Par contre, tout en prêchant en faveur d'un régime fédéral respectueux des provinces, Michael Ignatieff veut également s'attaquer aux titres de compétence professionnelle et aux frais de scolarité, entre autres. Ce sont pourtant des domaines réservés aux provinces. «Le gouvernement fédéral a la responsabilité de maintenir un espace économique national. En avons-nous vraiment un si les travailleurs québécois n'ont pas le droit de travailler en Ontario ? Si les accréditations professionnelles reconnues dans une province sont refusées dans une autre ? Si les étudiants doivent payer davantage pour étudier dans une autre province que la leur ?», a-t-il demandé.
N'y a-t-il pas là une contradiction ? «C'est vrai, ce sont des compétences provinciales, a-t-il reconnu. Mais c'est à l'avantage des Québécois de faire tomber les barrières entre les provinces. Je veux travailler avec les provinces pour réduire les obstacles.»

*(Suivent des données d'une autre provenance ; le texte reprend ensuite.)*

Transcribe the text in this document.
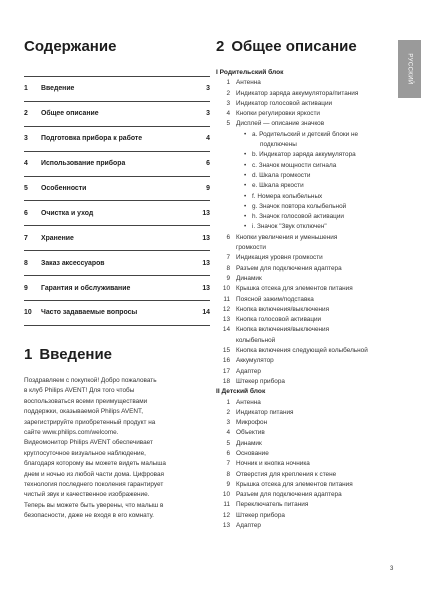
Содержание
1	Введение	3
2	Общее описание	3
3	Подготовка прибора к работе	4
4	Использование прибора	6
5	Особенности	9
6	Очистка и уход	13
7	Хранение	13
8	Заказ аксессуаров	13
9	Гарантия и обслуживание	13
10	Часто задаваемые вопросы	14
1 Введение

Поздравляем с покупкой! Добро пожаловать
в клуб Philips AVENT! Для того чтобы
воспользоваться всеми преимуществами
поддержки, оказываемой Philips AVENT,
зарегистрируйте приобретенный продукт на
сайте www.philips.com/welcome.
Видеомонитор Philips AVENT обеспечивает
круглосуточное визуальное наблюдение,
благодаря которому вы можете видеть малыша
днем и ночью из любой части дома. Цифровая
технология последнего поколения гарантирует
чистый звук и качественное изображение.
Теперь вы можете быть уверены, что малыш в
безопасности, даже не входя в его комнату.

2 Общее описание

I Родительский блок

1 Антенна
2 Индикатор заряда аккумулятора/питания
3 Индикатор голосовой активации
4 Кнопки регулировки яркости
5 Дисплей — описание значков
• a. Родительский и детский блоки не
подключены
• b. Индикатор заряда аккумулятора
• c. Значок мощности сигнала
• d. Шкала громкости
• e. Шкала яркости
• f. Номера колыбельных
• g. Значок повтора колыбельной
• h. Значок голосовой активации
• i. Значок "Звук отключен"
6 Кнопки увеличения и уменьшения
громкости
7 Индикация уровня громкости
8 Разъем для подключения адаптера
9 Динамик
10 Крышка отсека для элементов питания
11 Поясной зажим/подставка
12 Кнопка включения/выключения
13 Кнопка голосовой активации
14 Кнопка включения/выключения
колыбельной
15 Кнопка включения следующей колыбельной
16 Аккумулятор
17 Адаптер
18 Штекер прибора

II Детский блок

1 Антенна
2 Индикатор питания
3 Микрофон
4 Объектив
5 Динамик
6 Основание
7 Ночник и кнопка ночника
8 Отверстия для крепления к стене
9 Крышка отсека для элементов питания
10 Разъем для подключения адаптера
11 Переключатель питания
12 Штекер прибора
13 Адаптер
РУССКИЙ
3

S'il reconnaît l'existence du déséquilibre fiscal, Michael Ignatieff soutient toutefois qu'il faut le résoudre grâce à un meilleur système de péréquation, voire avec des transferts plus généreux aux provinces. Mais pas question de céder des points d'impôt ou un autre champ fiscal. «Un transfert permanent du pouvoir fiscal aux provinces endommagerait l'unité nationale», a-t-il dit, ajoutant que le rôle principal d'Ottawa est justement de maintenir l'unité canadienne.
Selon lui, les Québécois vont se reconnaître dans sa vision. Il fait d'ailleurs de la province une grande priorité. «L'avenir de notre parti passe par le Québec, a-t-il dit. C'est notre principal défi. Être à 12 % des intentions de vote chez les francophones, c'est un désastre. Il faut remonter la pente.»